At the November conference of the National Communication Association in San Francisco, Mary Grace Antony, Lecturer in Communication Arts & Sciences, will be awarded a place on the top paper panel of the International and Intercultural Division, and, as the author of the top-rated paper in the division will be announced as the winner of the Cooley Award.
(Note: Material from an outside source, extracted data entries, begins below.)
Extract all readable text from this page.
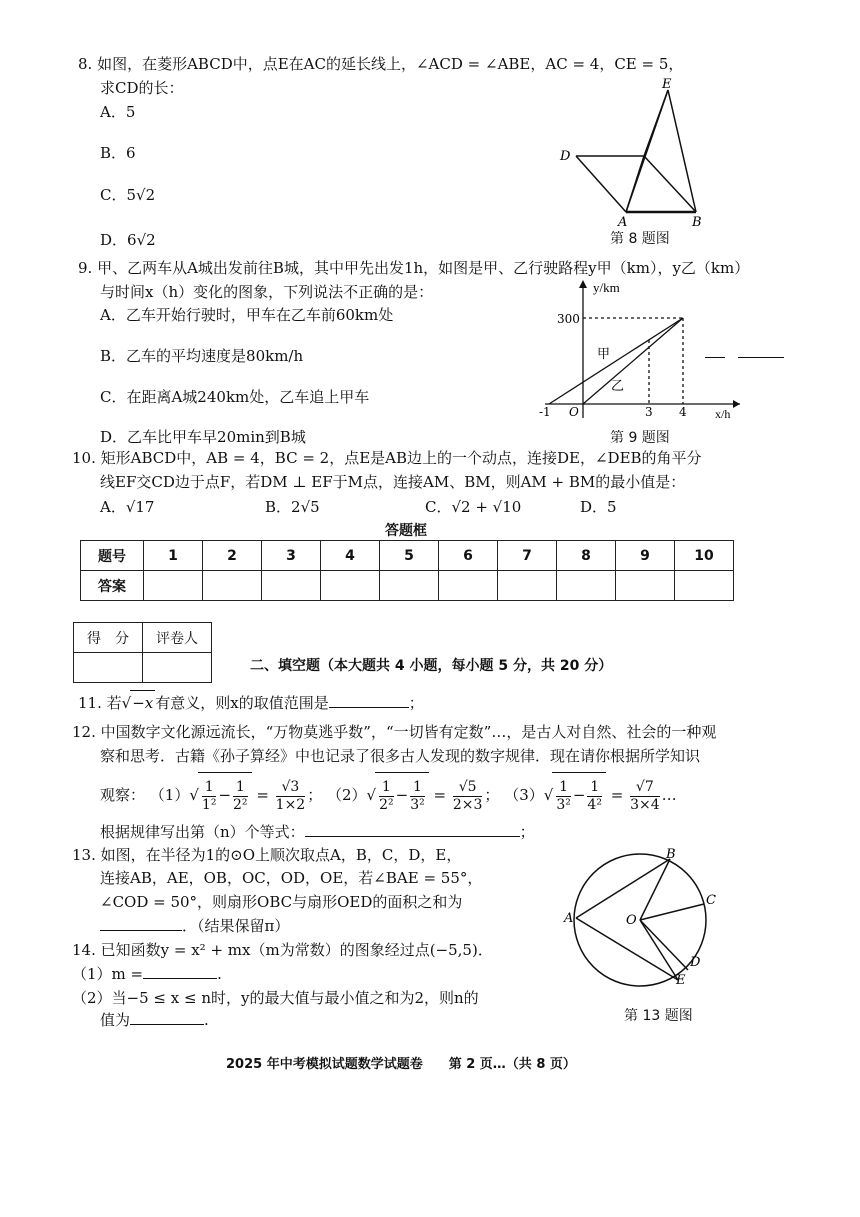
8. 如图，在菱形ABCD中，点E在AC的延长线上，∠ACD = ∠ABE，AC = 4，CE = 5，
求CD的长：
A．5
B．6
C．5√2
D．6√2
E
D
A	B
第 8 题图
9. 甲、乙两车从A城出发前往B城，其中甲先出发1h，如图是甲、乙行驶路程y甲（km），y乙（km）
与时间x（h）变化的图象，下列说法不正确的是：
A．乙车开始行驶时，甲车在乙车前60km处
B．乙车的平均速度是80km/h
C．在距离A城240km处，乙车追上甲车
D．乙车比甲车早20min到B城
y/km
x/h
300
-1 O	3 4
甲
乙
第 9 题图
10. 矩形ABCD中，AB = 4，BC = 2，点E是AB边上的一个动点，连接DE，∠DEB的角平分
线EF交CD边于点F，若DM ⊥ EF于M点，连接AM、BM，则AM + BM的最小值是：
A．√17	B．2√5	C．√2 + √10	D．5
答题框
题号	1	2	3	4	5	6	7	8	9	10
答案										
得　分	评卷人

二、填空题（本大题共 4 小题，每小题 5 分，共 20 分）
11. 若√−x 有意义，则x的取值范围是	；
12. 中国数字文化源远流长，“万物莫逃乎数”，“一切皆有定数”…，是古人对自然、社会的一种观
察和思考．古籍《孙子算经》中也记录了很多古人发现的数字规律．现在请你根据所学知识
观察： $(1)√ \frac{1}{\text{1²}} - \frac{1}{\text{2²}} = \frac{√3}{1\times 2}$ ； $(2)√ \frac{1}{\text{2²}} - \frac{1}{\text{3²}} = \frac{√5}{2\times 3}$ ； $(3)√ \frac{1}{\text{3²}} - \frac{1}{\text{4²}} = \frac{√7}{3\times 4}$ …
根据规律写出第（n）个等式：	；
13. 如图，在半径为1的⊙O上顺次取点A，B，C，D，E，
连接AB，AE，OB，OC，OD，OE，若∠BAE = 55°，
∠COD = 50°，则扇形OBC与扇形OED的面积之和为
．（结果保留π）
B
C
A	O
D
E
第 13 题图
14. 已知函数y = x² + mx（m为常数）的图象经过点(−5,5)．
（1）m =	.
（2）当−5 ≤ x ≤ n时，y的最大值与最小值之和为2，则n的
值为	.
2025 年中考模拟试题数学试题卷　　第 2 页…（共 8 页）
Title: "Slum-Pups No More": Rescuing India's Slum Children
Indian poverty is often portrayed abroad in a manner that upholds imperialist frameworks of repression and Orientalist deviance, while simultaneously endorsing a White interventionist rhetoric to rescue the poor from their squalor. Third-world children constitute an especially vulnerable victim category. This study compares Indian and international news coverage of two child stars of the recent blockbuster Slumdog Millionaire, both of whom were living in a slum during the film's production, then taken to Hollywood for the Academy Awards, and finally deposited back in their slum homes. Findings reveal that although Indian coverage focused on the two children's celebrity status at the cost of ignoring other slum children's participation in the film, Western coverage promoted an interventionist rhetoric that commodified and distributed the spectacle and wretchedness of poverty. The two children were thus reduced to empty signifiers within a larger narrative of capitalist promotion and subjugation that diminished the agency of the marginalized and underprivileged.